Dans cette stratégie, l'agriculteur valorise lui-même tout ou partie de sa production car il la transforme. Il vend ses produits fermiers en direct et les livre dans sa région et au-delà. C'est une stratégie qui reconnecte fortement chaque ferme à son territoire, avec son agronomie et ses sols particuliers. Dans cette configuration, le territoire, porteur de valeurs, incarné dans un paysage, est un puissant facteur de différenciation et donne de la valeur aux produits fermiers. Prenez l'exemple de la Vallée des Aldudes, une des montagnes les plus isolées de France, qui a fait renaître le porc basque. Ce territoire présente maintenant un excellent taux d'emploi et un nombre de fermes record. Donc oui, si on se place à l'échelle des territoires, la "ferme France" a un énorme potentiel de création de valeur. Mais c'est un vrai défi pour la formation des agriculteurs.
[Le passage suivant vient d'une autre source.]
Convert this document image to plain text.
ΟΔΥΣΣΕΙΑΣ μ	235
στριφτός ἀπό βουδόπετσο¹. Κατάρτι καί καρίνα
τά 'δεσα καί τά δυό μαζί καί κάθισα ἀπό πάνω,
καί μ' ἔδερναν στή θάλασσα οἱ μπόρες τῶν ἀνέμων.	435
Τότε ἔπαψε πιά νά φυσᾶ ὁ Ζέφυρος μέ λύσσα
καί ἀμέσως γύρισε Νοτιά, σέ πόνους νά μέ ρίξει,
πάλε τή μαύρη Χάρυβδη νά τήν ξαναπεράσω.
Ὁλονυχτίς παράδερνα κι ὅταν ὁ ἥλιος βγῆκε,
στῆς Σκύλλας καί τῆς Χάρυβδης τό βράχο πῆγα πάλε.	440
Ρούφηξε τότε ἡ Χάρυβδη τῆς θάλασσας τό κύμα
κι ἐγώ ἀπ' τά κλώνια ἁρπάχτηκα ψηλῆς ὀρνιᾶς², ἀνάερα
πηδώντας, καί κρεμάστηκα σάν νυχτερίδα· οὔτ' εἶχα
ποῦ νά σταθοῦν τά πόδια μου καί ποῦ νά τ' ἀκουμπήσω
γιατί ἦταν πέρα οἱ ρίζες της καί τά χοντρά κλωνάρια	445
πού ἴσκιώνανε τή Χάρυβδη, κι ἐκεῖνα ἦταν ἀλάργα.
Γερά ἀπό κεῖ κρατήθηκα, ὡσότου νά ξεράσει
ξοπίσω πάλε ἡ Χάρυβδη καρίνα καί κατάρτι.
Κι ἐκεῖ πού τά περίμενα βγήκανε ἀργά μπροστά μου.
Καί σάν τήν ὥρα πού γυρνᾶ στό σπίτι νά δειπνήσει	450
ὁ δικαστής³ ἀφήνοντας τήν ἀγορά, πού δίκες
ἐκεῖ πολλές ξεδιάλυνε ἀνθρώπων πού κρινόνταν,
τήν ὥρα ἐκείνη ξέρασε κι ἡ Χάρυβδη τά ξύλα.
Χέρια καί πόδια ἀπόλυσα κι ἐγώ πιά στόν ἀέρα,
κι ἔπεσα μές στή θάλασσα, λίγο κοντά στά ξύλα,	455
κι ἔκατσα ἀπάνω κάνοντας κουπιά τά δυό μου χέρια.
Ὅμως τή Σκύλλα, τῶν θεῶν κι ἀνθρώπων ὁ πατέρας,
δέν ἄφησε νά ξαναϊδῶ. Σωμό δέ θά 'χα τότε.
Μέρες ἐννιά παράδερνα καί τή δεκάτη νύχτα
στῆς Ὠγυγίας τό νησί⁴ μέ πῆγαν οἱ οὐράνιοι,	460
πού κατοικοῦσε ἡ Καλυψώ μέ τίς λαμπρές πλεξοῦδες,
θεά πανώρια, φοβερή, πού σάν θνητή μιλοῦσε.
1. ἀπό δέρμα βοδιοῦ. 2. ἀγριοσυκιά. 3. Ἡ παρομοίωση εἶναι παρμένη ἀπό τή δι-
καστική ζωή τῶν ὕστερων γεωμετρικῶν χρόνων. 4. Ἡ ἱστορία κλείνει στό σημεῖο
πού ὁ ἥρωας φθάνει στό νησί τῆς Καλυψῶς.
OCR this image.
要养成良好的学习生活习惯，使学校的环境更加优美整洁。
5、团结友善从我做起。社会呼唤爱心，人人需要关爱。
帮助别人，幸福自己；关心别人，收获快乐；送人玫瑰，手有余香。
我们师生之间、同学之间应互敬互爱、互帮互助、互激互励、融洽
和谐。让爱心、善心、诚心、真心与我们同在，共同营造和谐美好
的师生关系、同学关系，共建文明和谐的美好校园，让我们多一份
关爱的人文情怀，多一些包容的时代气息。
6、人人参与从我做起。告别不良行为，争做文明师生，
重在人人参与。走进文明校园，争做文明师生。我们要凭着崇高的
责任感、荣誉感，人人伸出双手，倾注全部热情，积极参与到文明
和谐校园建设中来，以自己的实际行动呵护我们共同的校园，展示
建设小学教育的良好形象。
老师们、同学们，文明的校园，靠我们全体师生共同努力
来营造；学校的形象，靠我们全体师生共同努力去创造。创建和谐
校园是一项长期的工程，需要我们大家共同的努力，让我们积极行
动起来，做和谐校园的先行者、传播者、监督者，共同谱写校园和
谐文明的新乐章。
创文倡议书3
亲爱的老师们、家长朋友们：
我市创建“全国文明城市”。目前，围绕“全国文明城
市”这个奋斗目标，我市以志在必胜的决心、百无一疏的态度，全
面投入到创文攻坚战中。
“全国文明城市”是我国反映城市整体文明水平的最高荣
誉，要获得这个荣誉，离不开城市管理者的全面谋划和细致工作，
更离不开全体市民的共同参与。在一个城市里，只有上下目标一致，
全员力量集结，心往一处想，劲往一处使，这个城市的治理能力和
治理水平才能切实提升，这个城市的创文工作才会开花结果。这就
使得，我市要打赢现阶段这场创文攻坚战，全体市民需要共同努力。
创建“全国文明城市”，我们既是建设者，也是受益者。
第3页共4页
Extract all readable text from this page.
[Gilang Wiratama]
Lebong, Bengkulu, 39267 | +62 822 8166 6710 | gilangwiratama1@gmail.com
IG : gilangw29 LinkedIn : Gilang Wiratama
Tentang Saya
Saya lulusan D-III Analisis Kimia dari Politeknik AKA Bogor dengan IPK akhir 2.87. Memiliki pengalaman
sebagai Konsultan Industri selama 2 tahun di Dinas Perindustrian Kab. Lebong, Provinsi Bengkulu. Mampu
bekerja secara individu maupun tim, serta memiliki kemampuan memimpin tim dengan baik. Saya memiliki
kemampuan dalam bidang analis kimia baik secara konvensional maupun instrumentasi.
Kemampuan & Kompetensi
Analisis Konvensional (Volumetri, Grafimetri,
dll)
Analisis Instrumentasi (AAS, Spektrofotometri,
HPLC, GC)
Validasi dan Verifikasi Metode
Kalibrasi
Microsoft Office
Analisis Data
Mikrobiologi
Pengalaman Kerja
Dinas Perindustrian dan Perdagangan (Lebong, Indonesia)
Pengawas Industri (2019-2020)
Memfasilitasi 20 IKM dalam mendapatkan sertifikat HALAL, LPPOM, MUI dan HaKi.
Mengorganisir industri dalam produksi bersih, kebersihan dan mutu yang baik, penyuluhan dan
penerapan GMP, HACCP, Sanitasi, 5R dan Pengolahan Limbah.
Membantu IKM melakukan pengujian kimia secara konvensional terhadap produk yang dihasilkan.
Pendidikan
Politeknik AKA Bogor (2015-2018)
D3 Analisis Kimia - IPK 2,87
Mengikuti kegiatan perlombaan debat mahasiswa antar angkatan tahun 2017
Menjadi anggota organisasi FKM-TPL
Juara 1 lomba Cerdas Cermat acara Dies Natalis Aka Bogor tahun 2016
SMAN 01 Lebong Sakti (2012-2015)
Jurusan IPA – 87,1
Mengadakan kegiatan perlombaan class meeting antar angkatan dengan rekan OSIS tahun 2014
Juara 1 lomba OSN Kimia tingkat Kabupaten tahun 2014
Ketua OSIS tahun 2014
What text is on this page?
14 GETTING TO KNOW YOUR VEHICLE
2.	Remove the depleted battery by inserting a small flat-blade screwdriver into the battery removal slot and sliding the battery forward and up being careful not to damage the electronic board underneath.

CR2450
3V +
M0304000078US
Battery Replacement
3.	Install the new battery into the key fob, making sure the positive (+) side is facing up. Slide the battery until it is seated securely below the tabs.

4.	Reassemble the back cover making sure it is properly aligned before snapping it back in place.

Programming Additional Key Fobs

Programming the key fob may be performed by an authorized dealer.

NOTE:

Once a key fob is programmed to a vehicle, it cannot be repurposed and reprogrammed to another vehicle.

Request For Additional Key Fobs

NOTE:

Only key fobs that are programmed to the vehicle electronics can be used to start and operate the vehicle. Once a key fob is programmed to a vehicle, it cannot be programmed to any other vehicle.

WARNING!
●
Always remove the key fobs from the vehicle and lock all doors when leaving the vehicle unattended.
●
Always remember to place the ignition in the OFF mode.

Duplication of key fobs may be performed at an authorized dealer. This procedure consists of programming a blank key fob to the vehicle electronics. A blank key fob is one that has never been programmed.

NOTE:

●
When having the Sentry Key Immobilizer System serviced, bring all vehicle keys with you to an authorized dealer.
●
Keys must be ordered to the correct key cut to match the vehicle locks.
Ces transformations mobilisent des compétences supplémentaires et nouvelles, car en plus des techniques agricoles, l'agriculteur doit maîtriser de nouveaux métiers en fonction des stratégies qu'il choisira. Il devra peut-être se former à la cuisine, à la boulangerie, au commerce, à la logistique... Il faut acquérir des compétences entrepreneuriales pour capter de la valeur ajoutée dans ces productions fermières. S'engager dans l'agriculture aujourd'hui, c'est choisir un métier où il n'y a aucun problème de débouché. En tant qu'économiste je ne connais pas beaucoup de secteurs d'activité qui offrent une telle visibilité. La grande question du métier, c'est le "comment". Il faudra y répondre, et encore une fois, la réponse réside dans la formation. C'est une perspective passionnante.